Un’Europa che disprezza i suoi popoli ha il destino segnato. Il caso di Budapest

Di Rodolfo Casadei
19 Gennaio 2012
A dividere l’Ovest arrogante dall’Est sempre più umiliato ci pensano gli intellettuali come Levy, che ha additato le nazioni ungherese, polacca e bulgara all’esecrazione di tutti gli occidentali perbene.

Anticipiamo l’editoriale che apparirà su Tempi 03/2012, in edicola da domani.

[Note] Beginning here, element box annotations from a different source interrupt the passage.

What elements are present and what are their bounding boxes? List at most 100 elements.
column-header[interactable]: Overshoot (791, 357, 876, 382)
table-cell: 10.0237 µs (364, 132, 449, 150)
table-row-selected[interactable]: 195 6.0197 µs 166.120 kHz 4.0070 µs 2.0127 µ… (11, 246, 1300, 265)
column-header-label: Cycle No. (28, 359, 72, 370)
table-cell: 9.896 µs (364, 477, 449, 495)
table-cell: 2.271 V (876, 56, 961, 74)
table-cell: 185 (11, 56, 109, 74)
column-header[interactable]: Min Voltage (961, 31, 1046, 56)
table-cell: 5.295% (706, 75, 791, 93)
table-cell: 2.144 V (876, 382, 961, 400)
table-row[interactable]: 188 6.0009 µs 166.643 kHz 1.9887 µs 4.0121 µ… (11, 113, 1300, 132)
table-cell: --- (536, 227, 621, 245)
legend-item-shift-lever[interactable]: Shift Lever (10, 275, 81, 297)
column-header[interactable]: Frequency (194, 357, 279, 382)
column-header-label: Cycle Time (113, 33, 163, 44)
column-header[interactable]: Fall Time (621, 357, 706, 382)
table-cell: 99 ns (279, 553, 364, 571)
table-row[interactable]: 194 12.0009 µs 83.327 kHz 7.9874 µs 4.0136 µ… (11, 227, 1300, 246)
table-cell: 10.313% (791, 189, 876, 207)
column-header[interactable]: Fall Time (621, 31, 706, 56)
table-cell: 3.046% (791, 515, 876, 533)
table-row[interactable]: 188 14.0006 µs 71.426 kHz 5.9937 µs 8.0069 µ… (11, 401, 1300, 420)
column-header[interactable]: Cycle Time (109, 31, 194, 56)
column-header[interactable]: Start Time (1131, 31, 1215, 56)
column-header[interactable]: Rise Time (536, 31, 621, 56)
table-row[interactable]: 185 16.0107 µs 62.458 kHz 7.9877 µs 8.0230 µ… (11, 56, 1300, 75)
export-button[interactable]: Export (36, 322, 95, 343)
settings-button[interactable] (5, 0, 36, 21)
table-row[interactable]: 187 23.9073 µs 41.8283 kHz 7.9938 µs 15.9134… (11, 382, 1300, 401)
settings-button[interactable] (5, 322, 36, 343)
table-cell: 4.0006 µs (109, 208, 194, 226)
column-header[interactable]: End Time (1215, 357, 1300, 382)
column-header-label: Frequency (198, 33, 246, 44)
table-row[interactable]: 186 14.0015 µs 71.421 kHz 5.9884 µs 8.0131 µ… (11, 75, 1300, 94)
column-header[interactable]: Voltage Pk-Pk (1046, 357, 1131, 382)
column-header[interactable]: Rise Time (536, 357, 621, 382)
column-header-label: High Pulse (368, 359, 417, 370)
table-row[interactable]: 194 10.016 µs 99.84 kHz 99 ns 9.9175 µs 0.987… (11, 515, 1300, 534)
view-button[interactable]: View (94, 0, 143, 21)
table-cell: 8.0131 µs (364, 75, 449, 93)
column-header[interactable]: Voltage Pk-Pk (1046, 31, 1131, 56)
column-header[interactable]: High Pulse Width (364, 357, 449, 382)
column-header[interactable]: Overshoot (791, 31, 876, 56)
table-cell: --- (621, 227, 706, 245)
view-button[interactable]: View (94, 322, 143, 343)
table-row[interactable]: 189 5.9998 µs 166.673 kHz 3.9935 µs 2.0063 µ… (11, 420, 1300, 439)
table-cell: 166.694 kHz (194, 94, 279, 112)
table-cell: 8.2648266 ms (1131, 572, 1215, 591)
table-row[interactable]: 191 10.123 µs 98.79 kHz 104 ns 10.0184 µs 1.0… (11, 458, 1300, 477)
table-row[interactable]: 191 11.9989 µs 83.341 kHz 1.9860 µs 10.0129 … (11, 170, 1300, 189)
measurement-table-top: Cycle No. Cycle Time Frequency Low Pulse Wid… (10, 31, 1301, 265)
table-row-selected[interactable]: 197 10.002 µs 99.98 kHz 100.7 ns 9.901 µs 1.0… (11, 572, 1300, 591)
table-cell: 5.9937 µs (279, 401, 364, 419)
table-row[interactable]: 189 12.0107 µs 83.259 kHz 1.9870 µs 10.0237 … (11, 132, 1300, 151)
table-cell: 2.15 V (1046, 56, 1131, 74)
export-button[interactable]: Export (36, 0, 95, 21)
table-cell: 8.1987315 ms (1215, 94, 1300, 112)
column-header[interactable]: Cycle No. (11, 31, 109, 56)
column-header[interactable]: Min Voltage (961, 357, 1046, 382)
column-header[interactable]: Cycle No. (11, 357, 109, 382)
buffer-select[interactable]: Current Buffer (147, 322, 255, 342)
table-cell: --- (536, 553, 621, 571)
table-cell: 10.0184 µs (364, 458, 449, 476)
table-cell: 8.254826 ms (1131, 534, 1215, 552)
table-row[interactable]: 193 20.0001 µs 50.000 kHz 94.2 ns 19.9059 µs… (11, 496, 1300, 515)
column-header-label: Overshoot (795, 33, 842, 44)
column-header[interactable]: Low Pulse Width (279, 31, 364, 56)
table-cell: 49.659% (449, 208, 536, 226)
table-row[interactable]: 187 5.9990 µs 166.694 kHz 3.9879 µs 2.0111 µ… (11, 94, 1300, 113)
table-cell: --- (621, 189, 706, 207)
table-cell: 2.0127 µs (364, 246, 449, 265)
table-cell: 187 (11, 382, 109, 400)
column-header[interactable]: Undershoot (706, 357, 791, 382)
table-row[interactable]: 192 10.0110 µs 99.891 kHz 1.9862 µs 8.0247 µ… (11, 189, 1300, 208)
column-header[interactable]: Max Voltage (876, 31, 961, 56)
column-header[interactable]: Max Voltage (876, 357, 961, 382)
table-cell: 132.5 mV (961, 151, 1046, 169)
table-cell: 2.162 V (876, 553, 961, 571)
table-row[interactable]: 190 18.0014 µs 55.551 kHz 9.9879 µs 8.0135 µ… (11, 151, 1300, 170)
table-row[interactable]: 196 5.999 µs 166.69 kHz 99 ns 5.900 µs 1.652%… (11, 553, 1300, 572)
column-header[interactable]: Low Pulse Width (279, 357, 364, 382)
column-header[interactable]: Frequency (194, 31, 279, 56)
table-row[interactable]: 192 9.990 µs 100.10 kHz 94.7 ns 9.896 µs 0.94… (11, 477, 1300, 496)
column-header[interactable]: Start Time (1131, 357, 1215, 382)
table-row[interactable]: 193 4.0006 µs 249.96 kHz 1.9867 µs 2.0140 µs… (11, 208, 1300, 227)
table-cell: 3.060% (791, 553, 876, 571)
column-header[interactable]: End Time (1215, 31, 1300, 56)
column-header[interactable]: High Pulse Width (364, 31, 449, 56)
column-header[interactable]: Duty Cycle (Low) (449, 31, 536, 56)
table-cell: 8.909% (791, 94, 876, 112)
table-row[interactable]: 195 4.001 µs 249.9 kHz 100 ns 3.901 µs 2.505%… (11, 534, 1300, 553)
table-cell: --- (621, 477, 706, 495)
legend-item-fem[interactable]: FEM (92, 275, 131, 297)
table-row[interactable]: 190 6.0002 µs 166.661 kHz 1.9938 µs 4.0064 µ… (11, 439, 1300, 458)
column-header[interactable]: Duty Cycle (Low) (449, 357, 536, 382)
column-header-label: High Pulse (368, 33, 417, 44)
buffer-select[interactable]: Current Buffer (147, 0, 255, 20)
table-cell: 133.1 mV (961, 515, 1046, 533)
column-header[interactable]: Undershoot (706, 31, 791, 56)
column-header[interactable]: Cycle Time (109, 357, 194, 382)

Quanto siano lontani da una comprensione vera dei fatti gli organizzatori del sit-in della Fnsi (il sindacato italiano dei giornalisti) davanti all’ambasciata ungherese e il Corriere della Sera che pubblica un’editoriale di Bernard-Henri Levy dal titolo “La notte di Budapest riguarda tutti” lo dimostrano le fiamme che sabato 14 gennaio hanno avvolto la bandiera dell’Unione Europea. Protagonisti di tanta violenza simbolica non sono stati i simpatizzanti del governo guidato dal primo ministro Viktor Orbán, accusato dalle sinistre europee di voler imporre al paese una svolta autoritaria. Ma i militanti di Jobbik, partito di estrema destra razzista e ultranazionalista, che alle elezioni del 2010 ha conquistato il 17 per cento dei voti e continuerà a lievitare nei sondaggi per reazione alle procedure di infrazione aperte da Bruxelles contro Budapest. Così come tutte le forze di estrema destra in quasi tutti i paesi dell’Est Europa.

Mentre ad allargare non solo gli spread, ma il fossato di incomprensione fra i popoli del Sud Europa e quelli del Nord contribuiscono le miopi politiche a sfondo elettoralistico di Nicolas Sarkozy e Angela Merkel, a provocare una voragine fra un Ovest culturalmente arrogante e un Est sempre più deluso e umiliato ci pensano gli intellettuali come Levy, l’autore del più brutto libro sulla democrazia in America mai scritto, capace di additare all’esecrazione di tutti gli europei perbene «il cocktail di ossessione nazionale, di patriottismo vittimista e di “dolorismo” collettivo che fa della nazione ungherese, e anche di quella polacca o bulgara, una sorta di Nazione-Cristo, chiamata — come sotto il re Stefano che si batteva contro gli Ottomani — a proteggere e rigenerare la civiltà minacciata». Il disprezzo per le storie nazionali accomuna dunque l’Europa dei burocrati di Bruxelles e quella degli intellettuali parigini. Il destino dell’Unione è segnato.